Todd C. Kohlhepp, of Spartanburg County, received seven consecutive life prison terms plus an additional 60 years behind bars Friday after he admitted to killing seven people and sexually assaulting a woman that he held captive in a storage container.
Kohlhepp, 46, pleaded guilty to seven counts of murder, four counts of possession of a weapon during a violent crime, two counts of kidnapping and one count of first-degree criminal sexual conduct.
Kohlhepp waived his right to appeal the guilty pleas and the convictions in state or federal courts as part of the plea agreement as well as any other post-conviction matters. He also agreed that he will never seek parole or accept parole if it is offered to him.

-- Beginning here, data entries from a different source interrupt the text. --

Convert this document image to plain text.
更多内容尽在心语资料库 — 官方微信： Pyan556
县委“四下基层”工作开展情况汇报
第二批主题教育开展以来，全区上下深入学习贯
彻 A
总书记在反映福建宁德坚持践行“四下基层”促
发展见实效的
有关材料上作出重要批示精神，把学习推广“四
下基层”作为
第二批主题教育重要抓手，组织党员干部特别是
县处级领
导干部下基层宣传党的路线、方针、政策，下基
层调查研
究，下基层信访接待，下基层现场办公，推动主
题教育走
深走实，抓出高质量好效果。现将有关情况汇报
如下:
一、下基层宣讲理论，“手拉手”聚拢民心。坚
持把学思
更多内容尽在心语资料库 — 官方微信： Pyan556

If Kohlhepp escapes from the state Department of Corrections or violates any other aspect of the plea agreement, the State retains the right to re-sentence the defendant on all of the charges and seek the death penalty.
Solicitor Barry Barnette defined the terms of the agreement in a 9-page written contract that included the signatures of Kohlhepp, his attorneys, Barnette, the surviving victim, representatives of the seven deceased victims, Sheriff Chuck Wright and an attorney from the South Carolina Department of Probation, Parole and Pardon Services.

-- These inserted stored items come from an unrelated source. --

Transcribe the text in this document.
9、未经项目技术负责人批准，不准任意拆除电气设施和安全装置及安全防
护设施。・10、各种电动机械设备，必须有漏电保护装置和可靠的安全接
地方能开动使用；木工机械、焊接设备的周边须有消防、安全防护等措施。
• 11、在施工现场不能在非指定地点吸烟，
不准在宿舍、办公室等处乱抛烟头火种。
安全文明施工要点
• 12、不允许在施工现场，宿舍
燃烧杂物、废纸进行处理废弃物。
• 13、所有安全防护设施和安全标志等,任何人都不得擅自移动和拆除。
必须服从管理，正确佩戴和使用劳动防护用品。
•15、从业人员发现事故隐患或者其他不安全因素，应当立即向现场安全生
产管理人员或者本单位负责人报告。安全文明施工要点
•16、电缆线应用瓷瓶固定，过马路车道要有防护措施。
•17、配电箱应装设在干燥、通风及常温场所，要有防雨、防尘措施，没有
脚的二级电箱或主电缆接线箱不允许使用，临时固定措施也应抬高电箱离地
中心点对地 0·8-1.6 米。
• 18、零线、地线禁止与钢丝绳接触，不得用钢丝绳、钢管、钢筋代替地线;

Kohlhepp was arrested Nov. 3, 2016 after Spartanburg County sheriff’s deputies went to the defendant’s Woodruff-area property looking for Kala Brown and Charlie Carver, a couple reported missing from Anderson County since August. Deputies found Brown being held against her will in a metal storage container.
Brown told investigators she watched Kohlhepp shoot her boyfriend, Charlie Carver, 32, to death. Carver’s body was found in a shallow grave on the property. Kohlhepp then led investigators to the graves of Meagan Coxie, 25, and Johnny Coxie, 29.
While in custody, Kohlhepp confessed to the 2003 slayings of Scott Ponder, 30, Brian Lucas, 29, Chris Sherbert, 26, and Beverly Guy, 52, at the Superbike shop near Chesnee.
“Todd Kohlhepp deserves the death penalty but the reality of the situation is that our state doesn’t have a functioning death penalty,” Barnette said. “The last execution occurred in 2011 and the state’s supply of lethal injection drugs expired shortly thereafter.
“The victim’s families as well as Kala Brown wanted closure instead of the uncertainty of a death sentence,” Barnette said.